Super Bowl weekend wasn't about football for me. It was about how fast personal AI can move when the tools finally align.
Friday night my Clawdbot setup (a self-hosted OpenClaw fork) had exactly two agents: one pulling FSA-eligible expenses from receipt photos, the other triaging physical mail from snapshots. By Monday morning there were eleven agents running continuously on my home server — covering market monitoring, multi-ticker dashboards, family grocery lists and meal plans, flight email parsing into calendar invites, automatic debugging, git operations, styled HTML publishing to S3, and more. All of that shipped in roughly 72 hours.
Over the weekend I:
- Refactored the project into clean per-agent directories, each with its own config and changelog
- Built a Financial Market Monitoring agent that polls EDGAR filings every 5 minutes, sends Telegram alerts on new documents, and generates three daily AI-powered reports
- Created a unified multi-ticker dashboard (covering a handful of assets with concise 4-sentence LLM summaries) together with a Content Updater that pushes clean, tabbed HTML straight to S3
- Launched a Grocery/Shopping List agent that maintains shared JSON files in S3 and notifies family members whenever items are added or removed
- Added a full autonomy layer: Global Debugger (watching logs, de-duping incidents, automatically opening GitHub issues for errors it can't resolve itself), Git Getter (hourly pulls + manual trigger), Health Checker, and Git Pusher (guarded commits and pushes)
- Hardened the existing agents (extra validation on flight emails, real HTTPS/DNS checks, log rotation)
- Even found time to add a PlexSync agent for on-demand media transfers
Everything is triggered via Telegram or cron, runs on Gemini Flash at runtime, and stays alive through a self-updating git loop.
The Real Breakthrough: Agents Calling Other Agents
The biggest leap wasn't the number of agents — it was designing them to call each other. Now the Global Debugger can spot an error it can't fix and immediately open a labeled GitHub issue. The Market Dashboard can pull fresh data by invoking the Financial Market agent. Content Updater receives triggers from multiple report sources.
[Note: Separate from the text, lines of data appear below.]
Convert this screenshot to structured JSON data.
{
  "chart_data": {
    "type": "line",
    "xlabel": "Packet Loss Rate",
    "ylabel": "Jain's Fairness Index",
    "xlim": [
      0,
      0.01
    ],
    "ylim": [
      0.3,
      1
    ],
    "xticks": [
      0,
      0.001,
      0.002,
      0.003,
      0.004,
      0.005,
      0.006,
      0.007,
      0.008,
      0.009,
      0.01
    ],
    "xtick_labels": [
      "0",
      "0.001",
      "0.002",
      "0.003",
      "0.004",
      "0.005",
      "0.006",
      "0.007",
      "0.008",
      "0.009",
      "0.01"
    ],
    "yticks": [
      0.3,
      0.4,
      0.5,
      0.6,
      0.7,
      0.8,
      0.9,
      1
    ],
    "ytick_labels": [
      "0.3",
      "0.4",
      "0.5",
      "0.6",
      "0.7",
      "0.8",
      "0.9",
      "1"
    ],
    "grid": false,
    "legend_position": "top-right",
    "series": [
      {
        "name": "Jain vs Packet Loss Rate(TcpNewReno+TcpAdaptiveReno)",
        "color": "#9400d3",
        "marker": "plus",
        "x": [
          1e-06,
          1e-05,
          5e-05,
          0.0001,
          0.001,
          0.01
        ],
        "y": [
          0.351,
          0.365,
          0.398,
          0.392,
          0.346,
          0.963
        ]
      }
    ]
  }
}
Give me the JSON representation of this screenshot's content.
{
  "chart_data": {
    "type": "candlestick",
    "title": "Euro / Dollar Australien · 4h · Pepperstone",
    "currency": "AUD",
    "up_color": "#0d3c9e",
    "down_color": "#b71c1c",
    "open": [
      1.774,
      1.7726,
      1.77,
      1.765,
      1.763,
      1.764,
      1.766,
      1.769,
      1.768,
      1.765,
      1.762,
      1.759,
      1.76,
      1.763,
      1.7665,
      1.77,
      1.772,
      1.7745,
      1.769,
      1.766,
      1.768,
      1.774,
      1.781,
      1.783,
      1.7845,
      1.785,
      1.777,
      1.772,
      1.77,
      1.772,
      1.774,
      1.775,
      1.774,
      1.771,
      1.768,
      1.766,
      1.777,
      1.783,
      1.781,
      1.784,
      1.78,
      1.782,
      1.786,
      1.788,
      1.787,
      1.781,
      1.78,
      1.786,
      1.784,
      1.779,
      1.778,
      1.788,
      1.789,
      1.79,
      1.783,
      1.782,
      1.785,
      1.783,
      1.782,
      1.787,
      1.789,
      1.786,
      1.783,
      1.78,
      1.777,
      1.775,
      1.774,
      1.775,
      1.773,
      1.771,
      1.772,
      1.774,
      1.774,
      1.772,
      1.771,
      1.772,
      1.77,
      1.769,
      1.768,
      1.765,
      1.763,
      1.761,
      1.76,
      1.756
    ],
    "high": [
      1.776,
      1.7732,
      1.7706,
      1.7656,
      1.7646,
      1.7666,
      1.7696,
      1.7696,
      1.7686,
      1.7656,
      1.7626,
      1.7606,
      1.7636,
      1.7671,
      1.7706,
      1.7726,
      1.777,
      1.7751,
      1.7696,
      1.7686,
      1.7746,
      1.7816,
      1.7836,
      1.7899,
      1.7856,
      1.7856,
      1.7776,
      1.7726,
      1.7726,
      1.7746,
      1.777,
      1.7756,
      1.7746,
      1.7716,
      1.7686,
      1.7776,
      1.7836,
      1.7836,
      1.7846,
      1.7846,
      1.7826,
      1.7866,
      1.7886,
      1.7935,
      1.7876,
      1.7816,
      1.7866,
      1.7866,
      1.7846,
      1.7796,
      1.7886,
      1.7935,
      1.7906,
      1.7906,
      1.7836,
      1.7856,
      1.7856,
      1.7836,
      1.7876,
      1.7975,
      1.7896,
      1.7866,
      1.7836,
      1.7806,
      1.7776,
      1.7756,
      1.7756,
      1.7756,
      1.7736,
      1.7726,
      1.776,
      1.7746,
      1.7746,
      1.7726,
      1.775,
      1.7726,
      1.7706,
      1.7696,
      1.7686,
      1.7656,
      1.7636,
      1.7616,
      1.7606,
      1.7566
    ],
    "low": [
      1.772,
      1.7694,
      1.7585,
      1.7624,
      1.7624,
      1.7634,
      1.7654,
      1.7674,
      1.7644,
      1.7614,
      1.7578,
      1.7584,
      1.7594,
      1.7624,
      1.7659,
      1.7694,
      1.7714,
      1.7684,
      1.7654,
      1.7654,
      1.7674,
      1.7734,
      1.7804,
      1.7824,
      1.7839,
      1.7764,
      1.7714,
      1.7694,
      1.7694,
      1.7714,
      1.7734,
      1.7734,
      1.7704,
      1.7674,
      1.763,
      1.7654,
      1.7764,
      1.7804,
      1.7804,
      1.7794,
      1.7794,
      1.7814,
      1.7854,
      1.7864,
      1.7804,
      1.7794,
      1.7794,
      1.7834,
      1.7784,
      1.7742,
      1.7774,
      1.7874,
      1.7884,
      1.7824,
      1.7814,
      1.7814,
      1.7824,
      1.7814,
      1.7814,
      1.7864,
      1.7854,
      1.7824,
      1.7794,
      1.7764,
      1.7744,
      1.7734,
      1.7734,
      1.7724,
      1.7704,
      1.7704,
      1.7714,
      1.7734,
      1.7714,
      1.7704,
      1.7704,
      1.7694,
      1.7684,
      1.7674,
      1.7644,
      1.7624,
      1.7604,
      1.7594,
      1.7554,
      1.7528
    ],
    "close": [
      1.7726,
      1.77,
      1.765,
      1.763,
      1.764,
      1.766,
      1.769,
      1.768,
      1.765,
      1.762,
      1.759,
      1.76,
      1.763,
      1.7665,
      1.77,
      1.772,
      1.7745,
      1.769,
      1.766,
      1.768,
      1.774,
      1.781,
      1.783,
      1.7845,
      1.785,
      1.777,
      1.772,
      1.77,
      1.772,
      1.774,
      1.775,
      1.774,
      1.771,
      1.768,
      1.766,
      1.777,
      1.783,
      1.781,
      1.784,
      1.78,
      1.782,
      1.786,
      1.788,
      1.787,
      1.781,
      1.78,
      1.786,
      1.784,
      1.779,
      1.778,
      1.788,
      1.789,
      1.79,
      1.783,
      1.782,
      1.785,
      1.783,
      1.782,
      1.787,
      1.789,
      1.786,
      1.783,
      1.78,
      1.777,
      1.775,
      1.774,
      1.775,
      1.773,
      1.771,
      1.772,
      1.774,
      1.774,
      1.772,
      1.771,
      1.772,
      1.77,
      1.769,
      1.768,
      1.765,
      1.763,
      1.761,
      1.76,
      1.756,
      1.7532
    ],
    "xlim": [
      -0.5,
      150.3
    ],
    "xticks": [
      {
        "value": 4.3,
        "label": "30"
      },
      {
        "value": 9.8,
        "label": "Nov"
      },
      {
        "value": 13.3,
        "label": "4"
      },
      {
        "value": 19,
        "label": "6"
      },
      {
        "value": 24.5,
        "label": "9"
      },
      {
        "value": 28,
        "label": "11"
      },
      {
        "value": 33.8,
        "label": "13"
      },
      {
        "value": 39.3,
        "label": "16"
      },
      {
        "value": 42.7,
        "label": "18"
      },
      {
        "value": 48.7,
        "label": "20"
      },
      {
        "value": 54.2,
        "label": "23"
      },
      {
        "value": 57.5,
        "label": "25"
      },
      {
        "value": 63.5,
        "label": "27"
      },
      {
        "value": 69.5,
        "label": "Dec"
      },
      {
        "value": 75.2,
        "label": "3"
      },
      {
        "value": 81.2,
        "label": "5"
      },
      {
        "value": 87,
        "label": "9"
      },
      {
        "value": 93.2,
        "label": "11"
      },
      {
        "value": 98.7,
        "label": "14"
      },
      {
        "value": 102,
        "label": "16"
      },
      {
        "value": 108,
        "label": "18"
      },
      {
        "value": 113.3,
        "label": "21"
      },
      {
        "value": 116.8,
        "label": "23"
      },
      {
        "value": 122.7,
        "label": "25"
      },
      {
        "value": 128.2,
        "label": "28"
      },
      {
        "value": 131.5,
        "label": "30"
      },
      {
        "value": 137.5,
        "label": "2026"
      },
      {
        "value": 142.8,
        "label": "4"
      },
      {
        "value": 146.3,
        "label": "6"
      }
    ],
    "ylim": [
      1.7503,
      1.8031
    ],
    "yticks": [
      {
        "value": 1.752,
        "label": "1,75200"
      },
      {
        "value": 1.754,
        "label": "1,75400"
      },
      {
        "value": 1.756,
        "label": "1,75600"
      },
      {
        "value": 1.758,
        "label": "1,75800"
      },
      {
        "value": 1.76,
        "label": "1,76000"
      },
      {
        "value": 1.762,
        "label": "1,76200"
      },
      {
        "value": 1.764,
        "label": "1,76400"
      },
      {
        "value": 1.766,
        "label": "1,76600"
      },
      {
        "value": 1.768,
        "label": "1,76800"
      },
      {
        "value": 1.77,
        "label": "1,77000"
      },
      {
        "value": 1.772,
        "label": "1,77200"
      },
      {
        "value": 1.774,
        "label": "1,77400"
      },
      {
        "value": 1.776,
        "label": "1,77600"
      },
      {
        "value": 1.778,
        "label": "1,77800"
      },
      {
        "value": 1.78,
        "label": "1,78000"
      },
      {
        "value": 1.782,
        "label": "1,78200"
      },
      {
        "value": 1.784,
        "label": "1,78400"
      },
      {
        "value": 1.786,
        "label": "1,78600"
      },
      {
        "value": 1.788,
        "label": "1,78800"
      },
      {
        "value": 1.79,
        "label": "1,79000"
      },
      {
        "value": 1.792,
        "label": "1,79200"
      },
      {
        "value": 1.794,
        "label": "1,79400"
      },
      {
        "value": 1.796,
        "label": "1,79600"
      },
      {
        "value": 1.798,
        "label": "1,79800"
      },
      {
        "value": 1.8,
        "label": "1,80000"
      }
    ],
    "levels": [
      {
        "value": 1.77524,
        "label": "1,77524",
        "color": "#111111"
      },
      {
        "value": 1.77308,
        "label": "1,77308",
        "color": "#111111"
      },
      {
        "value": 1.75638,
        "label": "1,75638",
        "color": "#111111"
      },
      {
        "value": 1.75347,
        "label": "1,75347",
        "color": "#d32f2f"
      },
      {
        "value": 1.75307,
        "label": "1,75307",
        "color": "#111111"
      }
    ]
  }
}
Git Getter pulls new commits and only calls Health Checker when there are actual changes.
That single architectural decision turns a collection of scripts into a coordinated, resilient swarm that delegates and compounds.
The Subscription Stack That Kept Momentum Alive
To sustain this pace I subscribe to five services:
- SuperGrok (~$30/mo) — Grok 4, DeepSearch, priority access
- Gemini (~$20/mo Pro) — runtime workhorse (Flash handles OCR, parsing, summarization, and always-on cron jobs cheaply and quickly)
- OpenAI/ChatGPT ($20/mo Plus) — fast code generation and execution-focused tasks
- Claude (~$20/mo Pro) — deeper reasoning, prompt engineering, architecture decisions, diff reviews
- AWS S3 — pennies a month for private file storage and public dashboard hosting
Roughly $90–110/mo total. Multiple subscriptions aren't overkill — they're the workaround for rate limits. Every model has rolling windows, daily caps, weekly resets. Intense build sessions burn through quotas fast. Switching between them means no forced breaks: Claude slows down mid-refactor → OpenAI picks up the code sprint → Claude returns for planning → Gemini powers the live agents → Grok fills in search gaps. Continuity is everything.
What This Pace Really Signals
In 2026 a single person can take real pain points — fintech tracking, family logistics, travel chaos — and turn them into proactive, always-on intelligence in a matter of days. Multi-agent systems that monitor, report, debug, delegate, and evolve themselves are no longer enterprise-only. The flywheel is real: AI helps build and maintain the AI that runs on it.
The whole thing still lives happily on a Raspberry Pi 5 (nowhere near maxed out). I like being able to see and touch the physical device, so full cloud isn't on the table yet — though better access controls could eventually open hybrid paths. Longer term, consolidating local LLMs might mean investing in a Mac Mini. For now the Pi keeps delivering.